All of them, that is, except Assemblyman Tony Cardenas, now in his last few moments of legislative office. It may not be accurate to say that the new San Fernando Valley 6th District was created for Cardenas, but it sure is hard to believe that it wasn't. No credible opponent has appeared in the 6th District race yet. This, despite Cardenas' plentiful enemies' desperate efforts to rope someone in. So it looks like Cardenas, despite losing this year's 2nd District special election, is going to be sitting on the council this time next year. All it will take is a moving van — he doesn't actually live in the new 6th — and he's a shoo-in.


Elsewhere, things are less certain. Assemblyman Rod Wright, on the official record, appeared to be running for both the 8th and 10th District council seats. That's because former Police Chief Bernie Parks' D-Day invasion of the 8th District race has sent Wright scurrying into the 10th District, where the council seat is finally being vacated by the all-too-durable Nate Holden. According to the Ethics Commission, Wright has just withdrawn from the 8th, for which race he'd collected $30,000. But using this cash in the 10th District is against the rules. So he'll have to give back the 30 grand and start raising money again.


Of course, the stately Parks household now must also roll into the 8th District from its former county-area domicile. The ex-LAPD capo is the first declared council candidate in living memory who not only didn't live in the district in which he proposed to run, but didn't even live in the city of Los Angeles. But as long as he's living in and registered to vote in the district by October 5, the rules say he's legit.


Another potential transplant candidate in the '03 race has the least distance to travel, physically: Antonio Villaraigosa need only move across the street to be back in the 14th District from which he was ejected — funny coincidence — by this year's council redistricting. But he's the one with the biggest psychological abyss to cross because the City Council is a couple notches down from his last office. The former Assembly speaker and mayoral hopeful says he isn't really thinking about running for the 14th District seat currently held by Nick Pacheco. But Villaraigosa's supporters remember that Pacheco's pro-Jim Hahn connections included a skein of responsibility for the 2001 campaign's dirtiest trick — the infamous “Gloria Morina” phone messages that suggested Villaraigosa's strongest supporter, County Supervisor Gloria Molina, had turned against him.
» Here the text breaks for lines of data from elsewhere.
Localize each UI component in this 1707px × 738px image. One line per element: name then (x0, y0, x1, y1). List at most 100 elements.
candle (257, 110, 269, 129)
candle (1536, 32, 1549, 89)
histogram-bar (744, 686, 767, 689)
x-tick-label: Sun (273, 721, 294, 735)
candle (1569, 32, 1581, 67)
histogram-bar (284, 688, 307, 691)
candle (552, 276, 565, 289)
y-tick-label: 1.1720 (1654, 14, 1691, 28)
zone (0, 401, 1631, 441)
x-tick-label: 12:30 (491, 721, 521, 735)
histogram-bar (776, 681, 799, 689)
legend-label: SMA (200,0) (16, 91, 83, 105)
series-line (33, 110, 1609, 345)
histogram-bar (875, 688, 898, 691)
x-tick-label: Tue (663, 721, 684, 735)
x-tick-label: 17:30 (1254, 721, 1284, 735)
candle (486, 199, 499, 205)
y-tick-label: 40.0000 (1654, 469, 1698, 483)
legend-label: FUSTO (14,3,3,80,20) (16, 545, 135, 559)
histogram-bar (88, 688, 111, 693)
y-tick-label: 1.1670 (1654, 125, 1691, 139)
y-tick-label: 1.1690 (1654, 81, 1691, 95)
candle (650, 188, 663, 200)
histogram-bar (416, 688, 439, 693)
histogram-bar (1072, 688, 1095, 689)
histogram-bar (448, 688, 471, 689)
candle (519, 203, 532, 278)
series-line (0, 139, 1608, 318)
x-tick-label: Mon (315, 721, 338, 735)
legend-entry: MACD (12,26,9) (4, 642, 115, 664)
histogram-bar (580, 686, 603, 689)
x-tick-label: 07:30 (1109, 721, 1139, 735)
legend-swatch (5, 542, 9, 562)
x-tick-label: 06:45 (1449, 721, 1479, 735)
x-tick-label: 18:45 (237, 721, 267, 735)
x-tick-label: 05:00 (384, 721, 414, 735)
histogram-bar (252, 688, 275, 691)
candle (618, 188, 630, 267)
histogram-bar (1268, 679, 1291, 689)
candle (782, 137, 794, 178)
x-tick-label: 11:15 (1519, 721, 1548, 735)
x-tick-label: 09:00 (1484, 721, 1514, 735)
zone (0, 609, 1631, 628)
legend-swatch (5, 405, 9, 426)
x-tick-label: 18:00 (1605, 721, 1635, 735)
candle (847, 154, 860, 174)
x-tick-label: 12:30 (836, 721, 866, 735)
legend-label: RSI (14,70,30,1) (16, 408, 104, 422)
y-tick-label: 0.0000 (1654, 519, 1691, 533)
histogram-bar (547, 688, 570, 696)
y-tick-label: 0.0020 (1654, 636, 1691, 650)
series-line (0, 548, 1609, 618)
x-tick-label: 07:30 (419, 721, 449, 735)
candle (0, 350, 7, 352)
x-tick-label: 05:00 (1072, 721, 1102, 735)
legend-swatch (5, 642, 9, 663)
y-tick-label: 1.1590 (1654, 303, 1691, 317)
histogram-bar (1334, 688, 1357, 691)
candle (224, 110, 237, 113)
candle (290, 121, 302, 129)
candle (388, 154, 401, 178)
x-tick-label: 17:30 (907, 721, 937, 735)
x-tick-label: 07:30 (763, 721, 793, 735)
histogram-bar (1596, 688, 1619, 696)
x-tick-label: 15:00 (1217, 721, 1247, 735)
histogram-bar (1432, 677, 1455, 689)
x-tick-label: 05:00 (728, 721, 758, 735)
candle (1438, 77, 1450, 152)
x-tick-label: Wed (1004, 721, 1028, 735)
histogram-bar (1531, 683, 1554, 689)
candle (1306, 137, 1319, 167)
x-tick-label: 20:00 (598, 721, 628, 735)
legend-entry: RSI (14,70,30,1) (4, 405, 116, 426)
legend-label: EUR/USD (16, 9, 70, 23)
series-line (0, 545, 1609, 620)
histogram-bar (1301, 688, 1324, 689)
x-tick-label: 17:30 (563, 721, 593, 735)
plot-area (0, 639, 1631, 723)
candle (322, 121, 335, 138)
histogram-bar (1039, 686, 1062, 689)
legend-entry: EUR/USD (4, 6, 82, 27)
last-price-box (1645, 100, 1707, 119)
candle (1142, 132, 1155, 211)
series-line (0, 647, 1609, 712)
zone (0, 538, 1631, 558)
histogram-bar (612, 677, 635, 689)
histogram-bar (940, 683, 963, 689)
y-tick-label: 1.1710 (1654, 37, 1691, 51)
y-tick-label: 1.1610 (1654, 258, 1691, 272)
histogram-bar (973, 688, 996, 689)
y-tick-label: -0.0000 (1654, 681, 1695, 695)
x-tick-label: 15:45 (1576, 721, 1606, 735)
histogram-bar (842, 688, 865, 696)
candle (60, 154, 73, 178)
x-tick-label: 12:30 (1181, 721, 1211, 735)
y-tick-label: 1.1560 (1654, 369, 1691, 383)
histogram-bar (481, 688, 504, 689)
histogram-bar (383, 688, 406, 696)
The same supporters say it's payback time and that Villaraigosa, who carried the 14th District in the mayor's race, could sweep the district next year.


Villaraigosa himself won't commit. “I really haven't made a decision yet,” he said recently. “There are a lot of people and some organizations in the district who've asked me to come in. They feel I could do a better job, that the [14th] district isn't really being well run.”


So what is Antonio up to at the moment? “I'm giving lots of talks, lectures at USC and UCLA.” He describes a hectic schedule of appearances. More than a year after his big defeat, he's still performing as ad hoc spokesman for the progressive alliance that once seemed ready to deliver the city its first populist mayor since the early Tom Bradley.


But critical Villaraigosa fans note that even the progressive public has a limited patience for past glories, and that their hero could get termed out of his present role well before 2005. So, the thinking goes, assuming he wants another whack at the Mayor's Office, Villaraigosa has first to make it to the council. Otherwise, he'll lack status in the crowded field that could challenge Jim Hahn in 2005's mayoral election. Which might well include Parks, city attorney Rockard Delgadillo, controller Laura Chick and City Council president Alex Padilla.


Certainly, Pacheco seems to be taking seriously the possibility of a fight against Villaraigosa next year. He maintains that Alvin Parra, the friend of Villaraigosa who is Pacheco's strongest registered challenger for the seat, may be a stalking-horse, ready to pull out of the race the moment Villaraigosa decides to step in.


Parra insists that he's a real candidate, and notes he's been running strong for this seat ever since he made a good showing against scandal-ridden incumbent Richard Alatorre in 1995. This time he's raised more than $100,000 against the incumbent's $200,000, and says he senses “a growing discontent with the way Pacheco is running his district.”


But Pacheco still talks as though he may end up facing Villaraigosa in March. He says he'd win simply because he has a better grasp of the realities of his job. “I was just out working with a situation in Highland Park where around five houses were illegally hooked up to a single [waste water] line. I wonder if Antonio could actually deal with something like that,” Pacheco said.